The Good Prodigious power; Dolby EX/DTS-ES 6.1-channel surround processing; compatible with Super Audio CD and DVD-Audio; component-video switching; A/B speaker outputs; AM/FM tuner; very high-quality digital converters.
The Bad No phono input or onscreen display.
The Bottom Line Pioneer's midpriced receiver performs like an upmarket model.
Pioneer's impressive, midpriced A/V receiver, dubbed the VSX-D811S, has pretty much everything that you need: the latest surround-processing technology, prodigious power reserves, plentiful connectivity options, and great sound. Pioneer's impressive, midpriced A/V receiver, dubbed the VSX-D811S, has pretty much everything that you need: the latest surround-processing technology, prodigious power reserves, plentiful connectivity options, and great sound.
Pioneer positively stuffed the D811S with useful features and technology, but thanks to its nifty, flip-down front panel, the receiver's clean, unbroken lines bespeak a minimalist, high-end aesthetic. The flip-down door keeps most of the rarely used buttons, controls, and extensive front-panel-mounted A/V inputs out of sight. Surround-processing modes include Dolby Digital EX and DTS-ES Discrete to deliver six-channel sound for movies, along with Dolby Pro Logic II and DTS Neo:6 to synthesize natural-sounding surround from stereo sources such as CDs and radio. The D811S has six 100-watt-per-channel amplifiers.
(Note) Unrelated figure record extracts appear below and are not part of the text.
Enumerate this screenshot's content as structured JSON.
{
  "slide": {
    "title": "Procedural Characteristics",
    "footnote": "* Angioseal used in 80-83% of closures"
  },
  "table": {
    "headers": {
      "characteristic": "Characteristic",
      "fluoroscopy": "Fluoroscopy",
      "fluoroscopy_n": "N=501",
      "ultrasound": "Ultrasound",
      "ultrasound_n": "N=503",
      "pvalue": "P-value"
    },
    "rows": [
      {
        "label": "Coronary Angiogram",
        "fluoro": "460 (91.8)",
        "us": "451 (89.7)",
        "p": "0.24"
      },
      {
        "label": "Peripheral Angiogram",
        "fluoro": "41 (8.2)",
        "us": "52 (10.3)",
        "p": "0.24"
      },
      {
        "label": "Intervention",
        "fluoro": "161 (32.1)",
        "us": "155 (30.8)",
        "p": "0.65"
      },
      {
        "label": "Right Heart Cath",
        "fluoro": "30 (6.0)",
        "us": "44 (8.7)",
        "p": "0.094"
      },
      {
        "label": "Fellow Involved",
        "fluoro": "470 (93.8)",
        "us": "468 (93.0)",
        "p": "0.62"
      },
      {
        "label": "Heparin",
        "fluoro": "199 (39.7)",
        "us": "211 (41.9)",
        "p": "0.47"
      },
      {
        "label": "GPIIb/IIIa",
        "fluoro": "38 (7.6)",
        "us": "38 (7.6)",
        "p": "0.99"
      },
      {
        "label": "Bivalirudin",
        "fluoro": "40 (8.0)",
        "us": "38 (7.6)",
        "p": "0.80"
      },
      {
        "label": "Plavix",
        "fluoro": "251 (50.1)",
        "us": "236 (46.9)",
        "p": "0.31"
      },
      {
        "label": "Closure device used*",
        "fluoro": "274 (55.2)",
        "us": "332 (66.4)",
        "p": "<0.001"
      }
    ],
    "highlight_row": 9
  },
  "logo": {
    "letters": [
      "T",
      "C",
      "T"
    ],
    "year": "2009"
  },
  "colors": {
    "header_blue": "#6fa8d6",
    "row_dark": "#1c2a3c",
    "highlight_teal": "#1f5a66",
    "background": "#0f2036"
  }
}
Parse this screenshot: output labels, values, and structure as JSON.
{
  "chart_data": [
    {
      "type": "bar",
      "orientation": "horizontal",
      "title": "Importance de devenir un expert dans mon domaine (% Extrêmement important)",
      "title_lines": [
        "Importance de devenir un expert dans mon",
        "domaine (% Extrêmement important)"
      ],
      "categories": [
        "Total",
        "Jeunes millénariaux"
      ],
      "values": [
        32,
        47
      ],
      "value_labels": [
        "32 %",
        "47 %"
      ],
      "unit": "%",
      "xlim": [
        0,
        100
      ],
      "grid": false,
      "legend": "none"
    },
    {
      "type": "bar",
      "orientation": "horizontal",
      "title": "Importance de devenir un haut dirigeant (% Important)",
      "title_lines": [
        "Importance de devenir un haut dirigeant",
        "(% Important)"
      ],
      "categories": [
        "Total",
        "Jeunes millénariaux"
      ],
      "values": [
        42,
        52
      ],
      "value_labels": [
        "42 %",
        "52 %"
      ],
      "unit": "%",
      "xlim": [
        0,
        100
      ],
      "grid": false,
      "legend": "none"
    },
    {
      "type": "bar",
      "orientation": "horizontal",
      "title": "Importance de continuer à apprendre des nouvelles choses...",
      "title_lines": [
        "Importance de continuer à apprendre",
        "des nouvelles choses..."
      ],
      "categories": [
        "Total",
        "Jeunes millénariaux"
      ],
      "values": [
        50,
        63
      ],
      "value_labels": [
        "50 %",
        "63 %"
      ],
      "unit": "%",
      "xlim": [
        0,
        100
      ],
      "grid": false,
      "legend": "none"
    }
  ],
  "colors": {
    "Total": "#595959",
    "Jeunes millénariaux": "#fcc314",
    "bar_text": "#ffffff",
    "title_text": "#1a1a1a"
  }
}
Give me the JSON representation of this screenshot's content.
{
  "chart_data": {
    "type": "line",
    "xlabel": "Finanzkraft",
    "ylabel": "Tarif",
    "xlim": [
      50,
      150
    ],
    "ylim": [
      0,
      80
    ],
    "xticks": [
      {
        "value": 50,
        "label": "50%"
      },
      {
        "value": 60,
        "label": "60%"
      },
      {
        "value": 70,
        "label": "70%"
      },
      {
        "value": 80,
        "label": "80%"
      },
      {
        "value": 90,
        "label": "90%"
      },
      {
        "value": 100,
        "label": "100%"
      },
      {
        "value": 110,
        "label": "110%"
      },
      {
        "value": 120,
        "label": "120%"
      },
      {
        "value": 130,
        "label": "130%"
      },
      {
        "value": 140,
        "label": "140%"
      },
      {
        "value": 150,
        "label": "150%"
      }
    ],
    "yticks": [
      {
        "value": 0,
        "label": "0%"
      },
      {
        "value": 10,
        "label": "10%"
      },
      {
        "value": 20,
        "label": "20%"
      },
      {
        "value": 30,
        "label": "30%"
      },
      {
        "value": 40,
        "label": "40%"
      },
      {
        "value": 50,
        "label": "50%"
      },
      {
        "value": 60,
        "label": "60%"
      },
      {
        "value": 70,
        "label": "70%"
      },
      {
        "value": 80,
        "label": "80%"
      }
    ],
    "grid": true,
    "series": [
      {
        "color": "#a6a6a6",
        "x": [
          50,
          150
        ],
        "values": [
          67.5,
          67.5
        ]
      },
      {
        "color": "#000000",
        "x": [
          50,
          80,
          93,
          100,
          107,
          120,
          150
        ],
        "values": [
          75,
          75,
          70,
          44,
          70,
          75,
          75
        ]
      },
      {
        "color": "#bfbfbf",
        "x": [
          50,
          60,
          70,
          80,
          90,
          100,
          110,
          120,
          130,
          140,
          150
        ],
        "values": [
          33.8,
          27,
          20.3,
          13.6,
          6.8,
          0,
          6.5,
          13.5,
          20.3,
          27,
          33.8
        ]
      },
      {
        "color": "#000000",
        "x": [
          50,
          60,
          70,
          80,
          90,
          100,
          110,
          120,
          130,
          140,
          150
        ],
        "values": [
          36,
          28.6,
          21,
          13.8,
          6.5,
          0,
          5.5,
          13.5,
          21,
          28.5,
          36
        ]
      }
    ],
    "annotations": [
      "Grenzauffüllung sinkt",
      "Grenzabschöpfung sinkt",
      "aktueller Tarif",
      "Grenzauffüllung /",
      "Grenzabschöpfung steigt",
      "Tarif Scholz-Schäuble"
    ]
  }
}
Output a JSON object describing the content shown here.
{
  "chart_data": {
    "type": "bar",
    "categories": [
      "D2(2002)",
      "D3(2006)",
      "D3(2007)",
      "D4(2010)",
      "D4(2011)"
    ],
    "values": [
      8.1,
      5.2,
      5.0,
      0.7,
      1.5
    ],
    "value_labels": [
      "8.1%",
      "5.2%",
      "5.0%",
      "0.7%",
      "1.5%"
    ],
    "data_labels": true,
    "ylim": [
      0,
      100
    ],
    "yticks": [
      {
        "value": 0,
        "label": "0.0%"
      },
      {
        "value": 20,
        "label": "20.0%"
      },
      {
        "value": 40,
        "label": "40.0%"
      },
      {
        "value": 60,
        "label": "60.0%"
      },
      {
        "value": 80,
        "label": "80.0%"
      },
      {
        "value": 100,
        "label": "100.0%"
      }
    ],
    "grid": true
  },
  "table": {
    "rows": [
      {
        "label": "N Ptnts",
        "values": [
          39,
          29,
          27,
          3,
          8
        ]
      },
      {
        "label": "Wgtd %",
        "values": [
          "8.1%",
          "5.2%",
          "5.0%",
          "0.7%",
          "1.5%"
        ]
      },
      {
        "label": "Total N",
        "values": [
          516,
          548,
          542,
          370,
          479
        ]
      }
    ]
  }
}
The speaker outputs--which include hookups for a second room as well as a total of four surround speakers (two side and two rear) for the main room--use good-quality, binding-post connectors. The D811S also sports 7.1-channel input capability for Super Audio CD, DVD-Audio (DVD-A), and future multichannel formats; component-video switching, including two inputs and one output; and preamp outputs so that you can upgrade to a separate power amp. And Pioneer wasn't stingy with the digital-audio connections--we counted five inputs and one output. S-Video connections are also abundant. Only vinyl lovers' needs are unfulfilled by the D811S, as the receiver lacks a phono input.
The preprogrammed remote is fairly easy to use overall, and we appreciate the fact that Pioneer doesn't lump all Dolby/DTS surround and synthesized signal-processing modes together. That's cool because you can always get to standard Dolby/DTS with just one button click.
Since the D811S lacks an onscreen display, we expected to muddle our way through system setup. However, we found the procedure to be straightforward. Unusually, the D811S's subwoofer crossover can be adjusted to optimally blend with small, medium, or large satellites. Our review sample was finished in silver, but this Pioneer is also available in black.
Performance that you can feel
The best home-theater components deliver sound that truly adds a visceral kick to the experience of watching movies or listening to music. That's a tall order for a midpriced receiver, but the D811S--partnered with our Energy Take 5.2 satellites and Energy S8.2 subwoofer--was more than up to the job. We fully cranked up our favorite war flick, The Thin Red Line, but the D811S's power reserves were never close to being stressed. With 100 watts per channel on tap, we expected that kind of potency, but the receiver also had the ability to delve into the more subtle, ambient cues that populate the scene with John Travolta on the deck of a warship.
We trotted out a pile of DVD-A discs to fully exploit the D811S's highest fidelities, but it was Willie Nelson's smoky, all-instrumental Night and Day DVD that made us sit up and take notice. Nelson's tight, little band cooks up lush textures and full, rich harmonics from the jaunty fiddle, the piano, the bass, and the guitar. The surround mix is tasteful, and the sound quality is keenly balanced and natural.
Considering that the D811S costs just $475 (list) and has a street price as low as $299, this receiver is clearly one of the better deals out there. Its combination of features, performance, and value earn it an Editors' Choice award.